Much like I did back in junior high, AI chatbots enable children—and adults—to take the easy way out by doing the work for them and giving them an answer. But in doing so, the chatbots are cheating, and by accepting their use as an inevitability, we're cheating ourselves and our kids. And as one college professor reminds us, rather than preparing us for the future, if we let AI do our jobs, then AI may very well take our jobs.16

For the record, when I help my son with his homework, I do sometimes use a calculator to check his math. But when he gets something wrong, I go through it with him, writing out the problem by hand. Sometimes I have to reacquaint myself with math I last used almost a half-century ago. It takes time, but I think both he and I are the better for it. After all, the effort is part of the point.

References

1. Winter J. What will it take to get A.I. out of schools? The New Yorker; April 23, 2026.

2. Rose J. The more young people use AI, the more they hate it. The Verge; April 30, 2026.

3. Kosmyna N, Hauptmann E, Yuan YT, et al. Your brain on ChatGPT: Accumulation of cognitive debt when using an AI assistant for essay writing task. arXiv:2506.08872

4. Liu G, Christian B, Dumbalska T, et al. AI assistance reduced persistence and hurts independent performance. arXiv:2604.04721

5. Melumad S, Yun JH. Experimental evidence of the effects of large language models versus web search on depth of learning. PNAS Nexus 2025; 4:pgaf316.

6. Shaw SD, Nave G. Thinking--fast, slow, and artificial: How AI is reshaping human reasoning and the rise of cognitive surrender. The Wharton School Research Paper; January 11, 2026. http://dx.doi.org/10.2139/ssrn.6097646

7. Gerlich M. AI tools in society: Impacts on cognitive offloading and the future of critical thinking. Societies 2025, 15:6.

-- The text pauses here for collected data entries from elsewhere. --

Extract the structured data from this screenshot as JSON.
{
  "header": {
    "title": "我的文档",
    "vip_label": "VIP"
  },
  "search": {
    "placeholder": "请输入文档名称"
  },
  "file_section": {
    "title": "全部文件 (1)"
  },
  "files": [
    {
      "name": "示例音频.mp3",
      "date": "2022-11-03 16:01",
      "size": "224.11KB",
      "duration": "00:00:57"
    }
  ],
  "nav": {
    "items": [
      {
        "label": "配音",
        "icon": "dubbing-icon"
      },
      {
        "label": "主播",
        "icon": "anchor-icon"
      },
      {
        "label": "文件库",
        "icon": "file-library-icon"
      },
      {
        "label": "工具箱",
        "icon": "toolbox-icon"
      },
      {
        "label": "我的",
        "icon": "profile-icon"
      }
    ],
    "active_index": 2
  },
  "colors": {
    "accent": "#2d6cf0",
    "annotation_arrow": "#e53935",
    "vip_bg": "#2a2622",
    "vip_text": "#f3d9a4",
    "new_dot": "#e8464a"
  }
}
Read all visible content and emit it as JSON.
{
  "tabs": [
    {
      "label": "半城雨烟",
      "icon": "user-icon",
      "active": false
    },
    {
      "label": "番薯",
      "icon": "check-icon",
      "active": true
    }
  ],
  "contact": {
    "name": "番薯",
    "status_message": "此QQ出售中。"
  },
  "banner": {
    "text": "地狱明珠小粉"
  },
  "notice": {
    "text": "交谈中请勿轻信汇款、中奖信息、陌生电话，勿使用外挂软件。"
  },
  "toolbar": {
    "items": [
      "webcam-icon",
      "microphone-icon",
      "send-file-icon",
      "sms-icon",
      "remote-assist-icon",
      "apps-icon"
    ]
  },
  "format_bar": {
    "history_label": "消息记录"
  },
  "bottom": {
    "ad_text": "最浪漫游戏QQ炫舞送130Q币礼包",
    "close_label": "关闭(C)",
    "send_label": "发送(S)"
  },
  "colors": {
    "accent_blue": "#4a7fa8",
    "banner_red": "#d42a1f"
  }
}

8. Barcaui A. ChatGPT as a cognitive crutch: Evidence from a randomized controlled trial on knowledge retention. Social Sciences & Humanities Open 2025; 12:102287.

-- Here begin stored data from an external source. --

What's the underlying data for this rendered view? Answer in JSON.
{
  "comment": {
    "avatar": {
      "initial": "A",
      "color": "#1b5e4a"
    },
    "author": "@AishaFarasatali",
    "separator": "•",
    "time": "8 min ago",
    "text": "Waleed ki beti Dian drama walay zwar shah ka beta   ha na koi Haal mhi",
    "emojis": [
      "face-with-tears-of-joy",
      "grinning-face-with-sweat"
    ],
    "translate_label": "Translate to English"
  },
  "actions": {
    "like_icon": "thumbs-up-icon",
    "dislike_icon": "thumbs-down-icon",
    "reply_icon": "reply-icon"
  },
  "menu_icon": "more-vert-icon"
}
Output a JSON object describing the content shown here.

9. Lira B, Folk D, Ungar L, Duckworth AL. How GenZ is using AI. And what it means for educators. Harvard Business Impact; February 25, 2026.

10. Chapekis A, Lieb A. Google users are less likely to click on links when an AI summary appears in the results. Pew Research Center; July 22, 2025.

11. Mickle T, Metz C, Freedman D, et al. How accurate are Google’s A.I. overviews? The New York Times; April 7, 2026.

12. Landymore F. Analysis finds that Google’s AI overviews are providing misinformation at a scale possibly unprecedented in the history of human civilization. Futurism; April 8, 2026.

13. Cole S. OpenAI, Google, and Microsoft back bill to fund ‘AI literacy’ in schools. 404 Media; May 4, 2026.

14. Pearson H. Universities are embracing AI: will students get smarter or stop thinking? Nature 2025; 646:788–791.

15. Walsh JD. Everyone is cheating their way through college. New York Magazine; May 7, 2025.

16. MOore A. Inside Yale's quiet reckoning with AI. The New Journal; October 28, 2025.